The stability of genomes is highly variable, both in terms of gene content and gene order. Here I calibrate the loss of gene order conservation (GOC) through time by fitting a simple probabilistic model on pairwise comparisons involving 126 bacterial genomes. The model computes the probability of separation of pairs of contiguous genes per unit of time and fits the data better than previous ones while allowing a mechanistic interpretation for the loss of GOC with time. Although the information on operons is not used in the model, I observe, as expected, that most highly conserved pairs of genes are indeed within operons. However, even the other pairs are much more conserved than expected given the observed experimental rearrangement rates. After 500 Myr, about 50% of the originally contiguous orthologues remain so in the average genome. Hence, the large majority of rearrangements must be deleterious and random genome rearrangements are unlikely to provide for positively selected structural changes. I then use the deviations from the model to define an intrinsic measure of genome stability that allowed the comparison of distantly related genomes and the inference of ancestral states. This shows that clades differ in genome stability, with cyanobacteria being the least stable and gamma-proteobacteria the most stable. Without correction for phylogeny, free-living bacteria are the least stable group of genomes, followed by pathogens, and then endomutualists. However, after correction for phylogenetic inertia (or the removal of cyanobacteria from the analysis), there is no significant association between genome stability and lifestyle or genome size. Hence, although this method has allowed uncovering some of mechanisms leading to rearrangements, we still ignore the forces that differentially shape selection upon genome stability in different species.

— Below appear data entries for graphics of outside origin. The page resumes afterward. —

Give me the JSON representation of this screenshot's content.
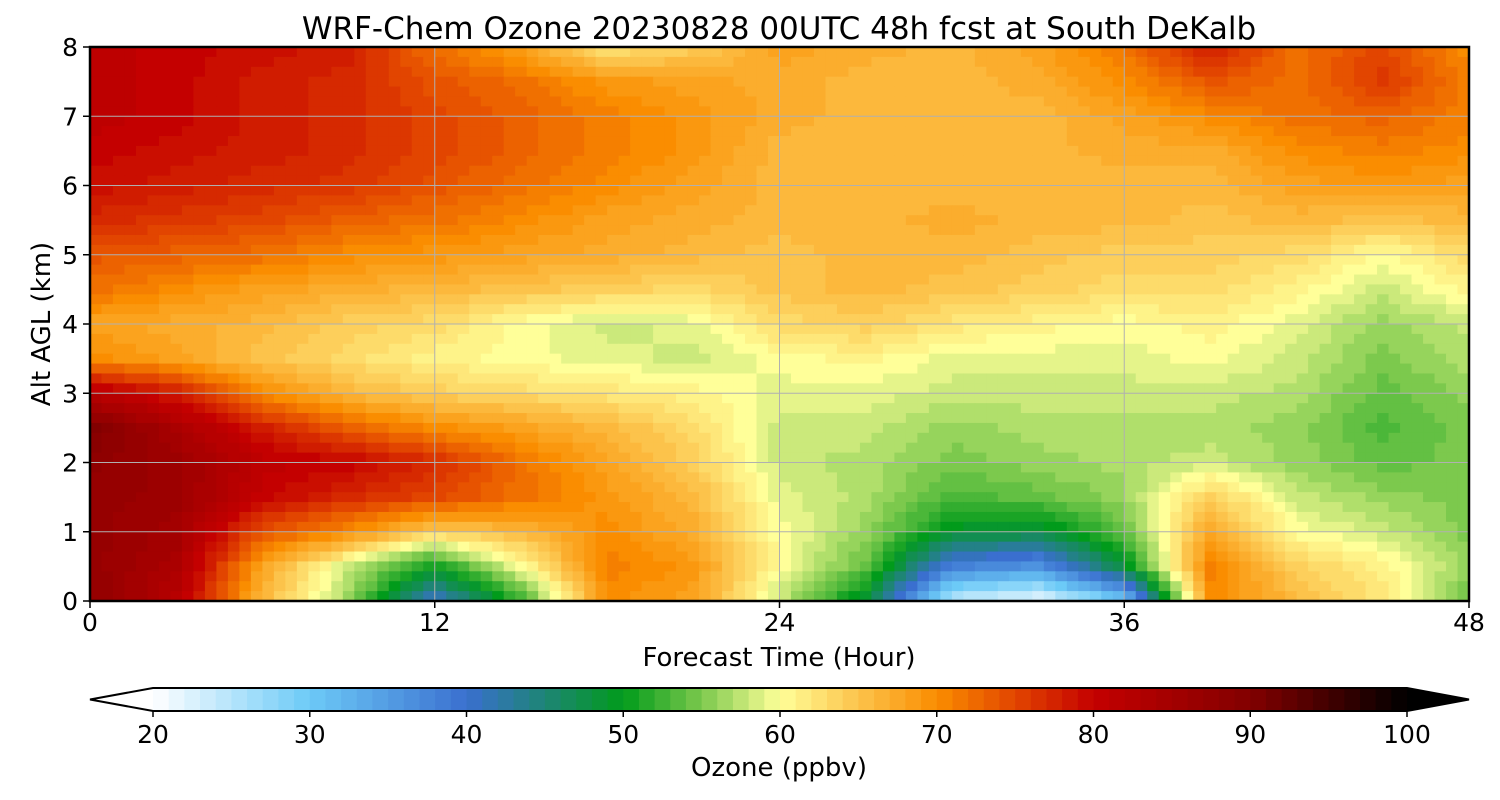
{
  "chart_data": {
    "type": "heatmap",
    "title": "WRF-Chem Ozone  20230828 00UTC 48h fcst at South DeKalb",
    "xlabel": "Forecast Time (Hour)",
    "ylabel": "Alt AGL (km)",
    "xlim": [
      0,
      48
    ],
    "ylim": [
      0,
      8
    ],
    "x_ticks": [
      0,
      12,
      24,
      36,
      48
    ],
    "y_ticks": [
      0,
      1,
      2,
      3,
      4,
      5,
      6,
      7,
      8
    ],
    "grid": true,
    "x_hours": [
      0,
      3,
      6,
      9,
      12,
      15,
      18,
      21,
      24,
      27,
      30,
      33,
      36,
      39,
      42,
      45,
      48
    ],
    "y_km": [
      0,
      0.5,
      1,
      1.5,
      2,
      2.5,
      3,
      3.5,
      4,
      4.5,
      5,
      5.5,
      6,
      6.5,
      7,
      7.5,
      8
    ],
    "ozone_ppbv": [
      [
        88,
        82,
        66,
        56,
        40,
        52,
        70,
        68,
        58,
        48,
        24,
        21,
        30,
        70,
        66,
        62,
        54
      ],
      [
        87,
        84,
        68,
        58,
        50,
        60,
        71,
        69,
        60,
        54,
        38,
        36,
        48,
        71,
        64,
        61,
        56
      ],
      [
        87,
        85,
        74,
        70,
        64,
        66,
        70,
        67,
        60,
        56,
        49,
        48,
        54,
        68,
        60,
        58,
        55
      ],
      [
        87,
        86,
        80,
        77,
        75,
        72,
        69,
        66,
        59,
        57,
        53,
        54,
        56,
        64,
        58,
        56,
        55
      ],
      [
        88,
        86,
        81,
        80,
        77,
        72,
        68,
        64,
        58,
        57,
        55,
        56,
        57,
        58,
        56,
        54,
        55
      ],
      [
        90,
        84,
        78,
        73,
        70,
        68,
        66,
        63,
        58,
        58,
        56,
        57,
        57,
        57,
        56,
        53,
        55
      ],
      [
        82,
        78,
        70,
        66,
        64,
        63,
        62,
        61,
        59,
        59,
        58,
        58,
        58,
        58,
        57,
        54,
        56
      ],
      [
        70,
        68,
        65,
        63,
        61,
        60,
        59,
        58,
        60,
        61,
        59,
        59,
        59,
        60,
        58,
        55,
        57
      ],
      [
        68,
        67,
        66,
        64,
        63,
        60,
        58,
        59,
        63,
        64,
        62,
        61,
        60,
        61,
        59,
        56,
        58
      ],
      [
        72,
        70,
        68,
        67,
        66,
        65,
        64,
        63,
        65,
        66,
        65,
        64,
        63,
        63,
        61,
        58,
        61
      ],
      [
        74,
        73,
        72,
        70,
        69,
        68,
        67,
        66,
        65,
        66,
        66,
        65,
        64,
        64,
        63,
        60,
        63
      ],
      [
        77,
        76,
        75,
        73,
        72,
        70,
        68,
        67,
        66,
        66,
        67,
        66,
        66,
        65,
        66,
        65,
        66
      ],
      [
        79,
        78,
        77,
        76,
        74,
        72,
        70,
        68,
        66,
        66,
        66,
        66,
        66,
        66,
        68,
        69,
        68
      ],
      [
        80,
        79,
        78,
        77,
        75,
        73,
        71,
        69,
        66,
        66,
        66,
        66,
        67,
        67,
        70,
        71,
        70
      ],
      [
        81,
        80,
        78,
        77,
        75,
        73,
        71,
        69,
        67,
        66,
        66,
        66,
        68,
        70,
        72,
        73,
        71
      ],
      [
        81,
        80,
        78,
        77,
        74,
        72,
        69,
        68,
        67,
        66,
        66,
        67,
        70,
        74,
        72,
        76,
        71
      ],
      [
        81,
        80,
        79,
        78,
        72,
        68,
        62,
        64,
        68,
        67,
        66,
        68,
        72,
        78,
        72,
        75,
        70
      ]
    ],
    "colorbar": {
      "label": "Ozone  (ppbv)",
      "min": 20,
      "max": 100,
      "ticks": [
        20,
        30,
        40,
        50,
        60,
        70,
        80,
        90,
        100
      ],
      "extend": "both",
      "orientation": "horizontal",
      "placement": "bottom",
      "color_stops": [
        [
          20,
          "#ffffff"
        ],
        [
          30,
          "#6ccaf7"
        ],
        [
          40,
          "#3a6fcf"
        ],
        [
          50,
          "#019b1b"
        ],
        [
          55,
          "#7cc94d"
        ],
        [
          60,
          "#ffff99"
        ],
        [
          65,
          "#fcc34b"
        ],
        [
          70,
          "#fa8d00"
        ],
        [
          75,
          "#e24500"
        ],
        [
          80,
          "#c40000"
        ],
        [
          90,
          "#820000"
        ],
        [
          100,
          "#000000"
        ]
      ]
    }
  }
}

基因组的稳定性在基因内容和基因顺序方面都具有高度变异性。在此,我通过对涉及126个细菌基因组的成对比较拟合一个简单的概率模型,来校准基因顺序保守性(GOC)随时间的丧失情况。该模型计算每单位时间相邻基因对分离的概率,并且比先前的模型更能拟合数据,同时还能对GOC随时间的丧失给出一个机制性解释。尽管该模型未使用操纵子的信息,但正如预期的那样,我观察到大多数高度保守的基因对确实存在于操纵子内。然而,即便其他基因对,考虑到观察到的实验重排率,其保守程度也比预期的要高得多。5亿年后,平均基因组中约50%最初相邻的直系同源基因仍然相邻。因此,绝大多数重排必定是有害的,随机的基因组重排不太可能产生正选择的结构变化。然后,我利用与模型的偏差来定义一种基因组稳定性的内在度量,这使得能够比较远缘相关的基因组并推断祖先状态。这表明不同进化枝在基因组稳定性方面存在差异,蓝细菌最不稳定,γ-变形菌最稳定。在不校正系统发育的情况下,自由生活细菌的基因组是最不稳定的群体,其次是病原体,然后是内共生菌。然而,在校正系统发育惯性(或从分析中去除蓝细菌)之后,基因组稳定性与生活方式或基因组大小之间没有显著关联。因此,尽管这种方法有助于揭示一些导致重排的机制,但我们仍然不清楚在不同物种中对基因组稳定性产生不同影响的选择力量。